Vallahi, bilimsel raporlara falan göz gezdirince, memleketin sosyal medya ayarlarında artık bir "fabrika ayarlarına dön" seçeneğinin kalmadığı netleşiyor. Durum o kadar vahim ki, klavye başında birbirine girenler, sanki Olimpiyatlarda "koordineli hakaret etme" dalında altın madalya kovalıyor gibi bir durum sergiliyor. Herkes kendi yankı odasında en haklı, en vatansever; geri kalan herkes de malum... Bu toplu delirme hali, adeta bir absürt tiyatro; akademisyenler de çıkıp "Bakın, kutuplaşma var" diye gözlemsel mizah yapıyor, sağ olsunlar. Ekonomik kriz de bu ateşe benzin döken en sadık itfaiyeci misali, yangını harladıkça harlıyor. Bu gidişle yakında birbirimize "günaydın" demek bile saldırgan mizah sayılacak.
Peki bizden bir halt olur mu? Uluslararası aklıevveller, "demokratik normlar zayıflayınca şiddet riski artar" diye rapor yazadursun, biz o riski alalı çok olmuş, şimdi o riskle "evcilik" oynuyoruz. Bu saatten sonra "toplumsal barış" ya da "ortak akıl" gibi şeyler önermek, Titanic batarken güvertede keman çalan orkestraya lahmacun ısmarlamak gibi bir şey olur. Yani evet... Bu ülke, rasyonel çözümler üretmek yerine, birbirine laf sokma sanatında doktora yapıp, iç savaşla "flört etme" seviyesinde takılmaya devam edecek gibi duruyor. Mantıklı hareket mi? O neydi, yeniyor muydu?
Yanlış zamanda doğduk yapacak bir şey yok. Geçiş ya da geçiş evresinin başlangıç adımları böyle hararetli geçer.
Mesela, 16. yüzyılda Avrupa'yı ele alalım.
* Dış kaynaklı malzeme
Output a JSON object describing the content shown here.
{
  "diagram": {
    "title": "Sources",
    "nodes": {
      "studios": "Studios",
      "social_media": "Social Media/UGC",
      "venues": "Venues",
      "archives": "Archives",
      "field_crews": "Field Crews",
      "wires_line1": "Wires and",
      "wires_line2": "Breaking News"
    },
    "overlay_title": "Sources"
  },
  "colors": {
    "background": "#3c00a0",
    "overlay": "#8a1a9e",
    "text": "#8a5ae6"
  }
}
Millet yüzlerce yıldır Kilise'nin dediğinin dışına çıkmayı aklından bile geçirmezken, Martin Luther diye bir papaz çıkıp, o zamanın Twitter'ı olan matbaayı da arkasına alarak, "Siz bu işi biraz yanlış anlamışsınız galiba" dedi. O güne kadar "tek doğru" olan şey bir anda sorgulanmaya başlayınca ortalık kan gölüne döndü. Papalık, krallar, halk... Herkes birbirine girdi ve Avrupa'nın bugünkü haline gelmesi, on yıllarca süren mezhep savaşları ve akıl almaz bir kaosun içinden geçerek oldu. O günlerde yaşayan sıradan bir köylü için de durum, "Ne güzel sakin sakin tarlamı sürüyordum, bu 'reform' da nereden çıktı?" demekten farksızdı.
Aynı filmi biraz ileri saralım. Kopernik ve Galileo, "Aslında dünya dönüyor ve evrenin merkezi falan değiliz" dediklerinde, o günün "düz dünyacıları" olan engizisyon mahkemesi tarafından neredeyse yakılıyorlardı. Çünkü bin yıllık "insan en özel varlıktır, her şey bizim etrafımızda döner" doğrusunu dinamitlemişlerdi. Bu da yetmezmiş gibi Sanayi Devrimi patladı. Bu sefer de "doğru" olan şey, nesillerdir süren tarım toplumu düzeniydi. Ama buhar makinesi gelip o düzenin altını üstüne getirdi. İnsanlar köylerinden sökülüp fabrikalara tıkıldı, şehirler sefalet yuvasına döndü ve yepyeni ideolojiler (sosyalizm, komünizm, kapitalizm) birbirinin gırtlağına sarıldı. Yani, bir düzenin yıkılıp yenisinin kurulduğu her dönem, kan, ter ve gözyaşıyla dolu böyle hararetli, kaotik bir şantiye alanına benziyor. Bizimki de tam o şantiyenin ortasına denk geldi işte, yapacak bir şey yok.